Computing the $L^2$ norm of a linear operator over a Hilbert space

Question

I am taking a first course in functional analysis and I am struggling with computing the norm of an operator.

Specifically, consider $L^2(\mathbb{R})$ with the linear operator $\Lambda:L^2(\mathbb R)\rightarrow L^2(\mathbb R)$ defined by $(\Lambda f)(x)=f(|x|)$.
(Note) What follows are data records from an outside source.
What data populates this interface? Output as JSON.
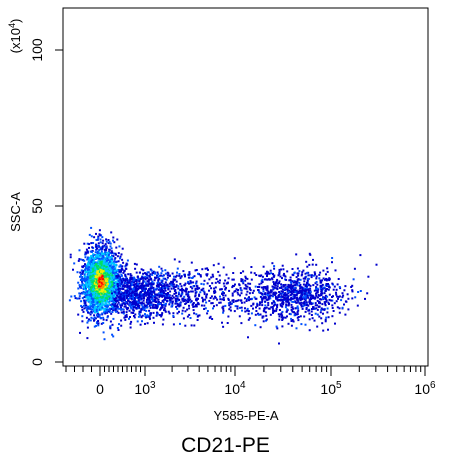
{
  "chart_data": {
    "type": "heatmap",
    "subtype": "flow-cytometry density dot plot",
    "caption": "CD21-PE",
    "xlabel": "Y585-PE-A",
    "ylabel": "SSC-A",
    "y_multiplier": "(x10",
    "y_multiplier_exp": "4",
    "y_multiplier_close": ")",
    "x_scale": "biexponential (log)",
    "xlim": [
      -400,
      1000000
    ],
    "ylim": [
      0,
      110
    ],
    "x_ticks": [
      {
        "value": 0,
        "label": "0",
        "exp": ""
      },
      {
        "value": 1000,
        "label": "10",
        "exp": "3"
      },
      {
        "value": 10000,
        "label": "10",
        "exp": "4"
      },
      {
        "value": 100000,
        "label": "10",
        "exp": "5"
      },
      {
        "value": 1000000,
        "label": "10",
        "exp": "6"
      }
    ],
    "y_ticks": [
      {
        "value": 0,
        "label": "0"
      },
      {
        "value": 50,
        "label": "50"
      },
      {
        "value": 100,
        "label": "100"
      }
    ],
    "populations": [
      {
        "name": "main cluster",
        "x_center": 50,
        "y_center": 26,
        "density": "highest",
        "y_range": [
          12,
          42
        ]
      },
      {
        "name": "low tail",
        "x_range": [
          300,
          3000
        ],
        "y_center": 22,
        "density": "medium"
      },
      {
        "name": "positive cluster",
        "x_center": 40000,
        "y_center": 22,
        "density": "low",
        "y_range": [
          12,
          40
        ]
      }
    ],
    "colormap": [
      "#0000cc",
      "#0050ff",
      "#00c8ff",
      "#00e060",
      "#f0f000",
      "#ff9000",
      "#ff0000"
    ],
    "grid": false,
    "legend": "none"
  }
}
$$\|\Lambda f\|_{L^2(\mathbb R)}\doteq \Big[\int_{-\infty}^{\infty}|f(|x|)|^2dx\Big]^{\frac{1}{2}}=\Big[\int_{-\infty}^{0}|f(-x)|^2dx+\int_{0}^{\infty}|f(x)|^2dx\Big]^{\frac{1}{2}}=\Big[2\cdot\int_{0}^{\infty}|f(x)|^2dx\Big]^{\frac{1}{2}}\leq\sqrt{2}\cdot\|f\|_{L^2}$$ I have reached this point and I am tempted to say that $\|\Lambda\|_{L^2}=\sqrt{2}$ but cannot see why. Our professor provided us with a solution that says "equality holds whenever $f$ is supported on the positive half axis." Could someone help me understand what he means by that?

Thank you for your help.

Answer 1

OP has shown

$$\|\Lambda f\|_{L^2(\mathbb R)} = \Big[2\cdot\int_{0}^{\infty}|f(x)|^2dx\Big]^{1/2}\leq\sqrt{2}\cdot\|f\|_{L^2}.$$

Equality holds

\begin{align} \Big[2\cdot\int_{0}^{\infty}|f(x)|^2dx\Big]^{1/2} &= \sqrt{2}\cdot\|f\|_{L^2} \\ \iff \sqrt{\int_{0}^{\infty}|f(x)|^2dx} &= \sqrt{\int_{-\infty}^{\infty}|f(x)|^2dx} = \sqrt{\int_{-\infty}^{0}|f(x)|^2dx + \int_{0}^{\infty} |f(x)|^2dx} \\ \iff \int_{-\infty}^{0}|f(x)|^2dx &= 0 \\ \iff f &= 0 \text{ a.e. on } (-\infty,0] \end{align}

Answer 2

What your prof said is that if $f=f\,1_{[0,\infty)}$, then \begin{align} \|\Lambda f\|_2^2&=\int_{-\infty}^0f(-x)^2\,dx+\int_0^\infty f(x)^2\,dx\\ \ \\ &=\int_0^\infty f(x)^2\,dx+\int_0^\infty f(x)^2\,dx\\ \ \\ &=2\int_0^\infty f(x)^2\,dx\\ \ \\ &=2\|f\|^2_2. \end{align} So, for any such $f$, $$\|\Lambda f\|_2=\sqrt2\,\|f\|_2.$$